For a textual answer to your question you could look at what both Laertes and Polonius say to Ophelia in Act 1 of the play. Laertes and Ophelia have an interesting conversation right before Laertes plans to go back to school. As the attentive and loving big brother, Laertes asks Ophelia about her relationship with Hamlet, and tells her that he thinks that, while Hamlet may express that he loves her, she shouldn't take him too seriously. He warns her to
Hold it a fashion, and a toy in blood; . . .
Forward, not permanent -- sweet, not lasting.
When Ophelia questions that assumption, Laertes gives her a very solid assessment of the situation. He explains that, as a prince, Hamlet is not as free as other men are to choose their mates. He's right when he says
Perhaps he loves you now,
And now no soil nor cautel doth besmirch
The virtue of his will; but you must fear,
His greatness weighed, his will is not his own,
For he himself is subject to his birth. . . .

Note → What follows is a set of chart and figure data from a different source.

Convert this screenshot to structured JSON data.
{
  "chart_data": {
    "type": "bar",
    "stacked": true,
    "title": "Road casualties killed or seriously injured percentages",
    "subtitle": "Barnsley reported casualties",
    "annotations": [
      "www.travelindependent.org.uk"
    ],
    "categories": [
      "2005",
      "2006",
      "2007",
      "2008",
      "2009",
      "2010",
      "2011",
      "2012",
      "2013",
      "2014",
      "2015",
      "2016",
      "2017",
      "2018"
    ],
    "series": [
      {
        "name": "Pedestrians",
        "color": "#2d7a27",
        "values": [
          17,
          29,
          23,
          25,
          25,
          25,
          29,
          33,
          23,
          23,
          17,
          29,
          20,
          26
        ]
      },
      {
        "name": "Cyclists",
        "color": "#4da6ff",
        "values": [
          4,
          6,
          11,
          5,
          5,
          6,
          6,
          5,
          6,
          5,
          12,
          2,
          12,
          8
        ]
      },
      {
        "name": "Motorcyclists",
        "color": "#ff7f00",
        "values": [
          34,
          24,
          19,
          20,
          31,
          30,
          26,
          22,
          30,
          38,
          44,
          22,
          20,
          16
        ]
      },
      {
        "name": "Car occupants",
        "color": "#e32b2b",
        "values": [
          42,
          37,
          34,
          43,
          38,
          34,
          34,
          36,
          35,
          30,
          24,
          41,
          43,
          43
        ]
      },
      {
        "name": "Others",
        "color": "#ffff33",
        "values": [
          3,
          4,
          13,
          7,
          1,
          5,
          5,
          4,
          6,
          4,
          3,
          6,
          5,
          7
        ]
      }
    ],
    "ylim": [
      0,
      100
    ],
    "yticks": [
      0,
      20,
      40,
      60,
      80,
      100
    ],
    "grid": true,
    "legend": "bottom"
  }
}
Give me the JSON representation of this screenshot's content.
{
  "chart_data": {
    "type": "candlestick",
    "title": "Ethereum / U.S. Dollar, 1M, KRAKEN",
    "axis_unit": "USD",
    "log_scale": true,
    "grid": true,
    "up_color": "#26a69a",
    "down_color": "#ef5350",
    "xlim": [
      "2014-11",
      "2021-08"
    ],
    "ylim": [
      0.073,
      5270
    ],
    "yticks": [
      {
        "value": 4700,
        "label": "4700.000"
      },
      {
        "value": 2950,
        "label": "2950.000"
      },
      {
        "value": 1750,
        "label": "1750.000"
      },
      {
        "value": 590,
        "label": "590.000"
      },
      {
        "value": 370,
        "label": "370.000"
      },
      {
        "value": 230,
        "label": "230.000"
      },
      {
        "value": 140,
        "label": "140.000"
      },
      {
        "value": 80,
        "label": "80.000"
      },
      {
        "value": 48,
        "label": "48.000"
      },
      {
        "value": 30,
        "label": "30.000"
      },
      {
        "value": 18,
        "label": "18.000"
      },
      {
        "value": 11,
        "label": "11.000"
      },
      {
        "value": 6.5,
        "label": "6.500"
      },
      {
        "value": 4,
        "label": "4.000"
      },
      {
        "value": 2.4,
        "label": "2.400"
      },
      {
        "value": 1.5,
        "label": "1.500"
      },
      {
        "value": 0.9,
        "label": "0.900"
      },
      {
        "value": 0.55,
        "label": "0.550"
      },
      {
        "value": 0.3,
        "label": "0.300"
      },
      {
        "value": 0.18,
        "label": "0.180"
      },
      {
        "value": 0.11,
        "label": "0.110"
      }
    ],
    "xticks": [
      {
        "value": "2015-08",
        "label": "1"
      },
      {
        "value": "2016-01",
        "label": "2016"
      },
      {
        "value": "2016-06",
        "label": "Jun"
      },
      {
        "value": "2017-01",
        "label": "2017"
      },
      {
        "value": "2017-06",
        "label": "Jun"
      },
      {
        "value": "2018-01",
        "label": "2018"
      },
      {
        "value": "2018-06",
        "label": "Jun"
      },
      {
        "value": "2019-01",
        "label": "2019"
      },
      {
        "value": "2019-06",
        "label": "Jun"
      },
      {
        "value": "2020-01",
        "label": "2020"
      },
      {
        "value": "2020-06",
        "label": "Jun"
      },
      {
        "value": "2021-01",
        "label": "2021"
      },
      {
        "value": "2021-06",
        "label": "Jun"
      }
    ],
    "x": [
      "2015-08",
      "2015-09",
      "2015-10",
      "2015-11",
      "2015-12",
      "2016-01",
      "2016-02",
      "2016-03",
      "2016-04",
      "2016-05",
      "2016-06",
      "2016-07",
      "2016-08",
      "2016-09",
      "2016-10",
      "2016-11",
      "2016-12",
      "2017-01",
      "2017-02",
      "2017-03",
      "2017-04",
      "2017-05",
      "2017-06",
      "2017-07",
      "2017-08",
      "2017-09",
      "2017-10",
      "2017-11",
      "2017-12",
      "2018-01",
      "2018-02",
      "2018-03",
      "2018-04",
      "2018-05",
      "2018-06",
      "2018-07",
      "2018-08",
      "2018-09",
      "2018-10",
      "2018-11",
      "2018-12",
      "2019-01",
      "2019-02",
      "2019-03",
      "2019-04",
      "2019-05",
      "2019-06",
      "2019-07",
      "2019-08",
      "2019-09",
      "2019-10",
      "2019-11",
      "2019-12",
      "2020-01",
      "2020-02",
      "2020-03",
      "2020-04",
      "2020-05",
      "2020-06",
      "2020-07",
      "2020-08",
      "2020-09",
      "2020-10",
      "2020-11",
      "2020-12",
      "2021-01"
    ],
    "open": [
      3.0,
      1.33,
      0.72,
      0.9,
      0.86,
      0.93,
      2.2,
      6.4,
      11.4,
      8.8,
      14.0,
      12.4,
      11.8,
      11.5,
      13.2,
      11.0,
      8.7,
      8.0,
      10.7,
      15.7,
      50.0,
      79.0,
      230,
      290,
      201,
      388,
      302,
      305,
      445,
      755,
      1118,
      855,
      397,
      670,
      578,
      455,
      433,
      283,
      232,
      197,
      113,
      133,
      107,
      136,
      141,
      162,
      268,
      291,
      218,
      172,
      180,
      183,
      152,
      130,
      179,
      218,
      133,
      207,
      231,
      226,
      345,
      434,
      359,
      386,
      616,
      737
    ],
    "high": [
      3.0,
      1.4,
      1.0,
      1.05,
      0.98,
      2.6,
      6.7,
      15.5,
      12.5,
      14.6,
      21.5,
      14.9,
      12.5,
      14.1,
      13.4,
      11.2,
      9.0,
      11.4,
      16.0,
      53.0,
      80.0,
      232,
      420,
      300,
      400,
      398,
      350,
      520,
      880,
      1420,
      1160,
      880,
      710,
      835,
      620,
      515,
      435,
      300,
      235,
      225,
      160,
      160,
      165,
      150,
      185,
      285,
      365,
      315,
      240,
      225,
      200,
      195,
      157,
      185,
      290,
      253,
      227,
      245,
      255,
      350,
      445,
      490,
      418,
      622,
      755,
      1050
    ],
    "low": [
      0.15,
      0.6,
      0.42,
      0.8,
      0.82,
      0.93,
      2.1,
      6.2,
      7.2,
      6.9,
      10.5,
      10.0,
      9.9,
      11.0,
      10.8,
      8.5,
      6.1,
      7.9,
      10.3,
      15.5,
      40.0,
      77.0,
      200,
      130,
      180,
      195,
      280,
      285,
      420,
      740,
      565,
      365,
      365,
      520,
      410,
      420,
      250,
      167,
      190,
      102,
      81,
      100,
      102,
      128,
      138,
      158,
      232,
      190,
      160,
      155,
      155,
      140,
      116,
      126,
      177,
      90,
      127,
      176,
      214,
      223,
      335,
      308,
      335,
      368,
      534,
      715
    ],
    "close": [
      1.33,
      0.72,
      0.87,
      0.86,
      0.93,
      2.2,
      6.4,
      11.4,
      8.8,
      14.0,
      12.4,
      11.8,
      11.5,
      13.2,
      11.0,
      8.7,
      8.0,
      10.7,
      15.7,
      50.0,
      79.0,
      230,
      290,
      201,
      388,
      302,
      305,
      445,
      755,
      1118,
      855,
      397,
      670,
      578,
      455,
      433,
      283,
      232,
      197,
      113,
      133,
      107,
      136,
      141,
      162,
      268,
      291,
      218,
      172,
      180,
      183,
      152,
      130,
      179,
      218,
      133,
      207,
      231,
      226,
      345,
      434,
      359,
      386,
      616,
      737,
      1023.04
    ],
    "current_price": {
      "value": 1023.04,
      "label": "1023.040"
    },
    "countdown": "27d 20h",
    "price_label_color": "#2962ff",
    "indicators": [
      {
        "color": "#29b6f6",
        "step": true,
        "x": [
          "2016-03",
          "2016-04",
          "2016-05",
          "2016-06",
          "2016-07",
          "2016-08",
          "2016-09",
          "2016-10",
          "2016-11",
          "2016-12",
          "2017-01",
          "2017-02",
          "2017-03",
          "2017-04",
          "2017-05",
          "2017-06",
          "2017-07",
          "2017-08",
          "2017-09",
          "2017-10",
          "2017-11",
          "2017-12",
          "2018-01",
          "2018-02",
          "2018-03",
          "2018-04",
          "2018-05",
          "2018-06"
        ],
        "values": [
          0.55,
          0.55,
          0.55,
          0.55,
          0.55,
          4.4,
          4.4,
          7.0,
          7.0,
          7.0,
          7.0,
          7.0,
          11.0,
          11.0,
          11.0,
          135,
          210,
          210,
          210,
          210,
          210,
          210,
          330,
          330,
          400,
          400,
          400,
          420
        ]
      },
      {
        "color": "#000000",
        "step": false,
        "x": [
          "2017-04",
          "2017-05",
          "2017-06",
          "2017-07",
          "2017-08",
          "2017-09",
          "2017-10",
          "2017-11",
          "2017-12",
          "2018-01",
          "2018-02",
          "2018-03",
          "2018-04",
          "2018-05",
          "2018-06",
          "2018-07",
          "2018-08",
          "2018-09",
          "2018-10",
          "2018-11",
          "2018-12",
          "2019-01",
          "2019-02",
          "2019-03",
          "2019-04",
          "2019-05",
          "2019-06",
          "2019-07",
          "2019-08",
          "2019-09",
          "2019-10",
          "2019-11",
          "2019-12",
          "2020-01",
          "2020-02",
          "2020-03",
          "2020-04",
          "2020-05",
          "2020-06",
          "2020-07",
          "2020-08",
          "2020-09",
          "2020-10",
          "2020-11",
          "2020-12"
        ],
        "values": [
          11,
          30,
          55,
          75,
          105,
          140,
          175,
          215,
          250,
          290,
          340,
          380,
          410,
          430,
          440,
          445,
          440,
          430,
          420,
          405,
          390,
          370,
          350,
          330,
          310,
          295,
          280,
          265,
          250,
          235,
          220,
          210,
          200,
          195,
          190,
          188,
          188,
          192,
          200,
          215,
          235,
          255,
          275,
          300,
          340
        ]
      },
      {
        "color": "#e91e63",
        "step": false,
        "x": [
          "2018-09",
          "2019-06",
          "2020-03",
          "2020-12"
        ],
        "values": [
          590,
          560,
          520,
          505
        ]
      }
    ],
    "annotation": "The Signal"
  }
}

for on his choice [of wife ]depends
The safety and heath of his whole state [Denmark]
Generally, princes marry princesses for social or political gain. Ophelia is not a princess. Hamlet may have true love for Ophelia, but that doesn't guarentee that he can choose her as his wife. He cautions her to not lose her honor to Hamlet and lose her heart and her reputation. Given these ideas, it would not seem that Hamlet and Ophelia are not a good match.
On the other hand, Ophelia expresses genuine affection for Hamlet and defends Hamlet and their relationship when her father has a similiar conversation with her about Hamlet. Polonius isn't as diplomatic about Hamlet's motives, suggesting something a bit more base, but his point is still the same. Hamlet is a prince, and as such, lives a very different life, with very different expectations.
There is textual evidence that Ophelia thinks highly of Hamlet and that she is legitimately concerned over the apparent madness of Hamlet as it is displayed later in the play. Consider her prayers in Act 3 when Hamlet is berating her in the "get thee to a nunnery scene. She is so devastated by his killing her father and his rejection of her that she loses her sanity and ends up killing herself. Her feelings for Hamlet are true, and as evidenced by Hamlet's reaction to her death in Act 5 his are as well, but the circumstances of their lives in the time frame of this play strain the relationship beyond its endurance.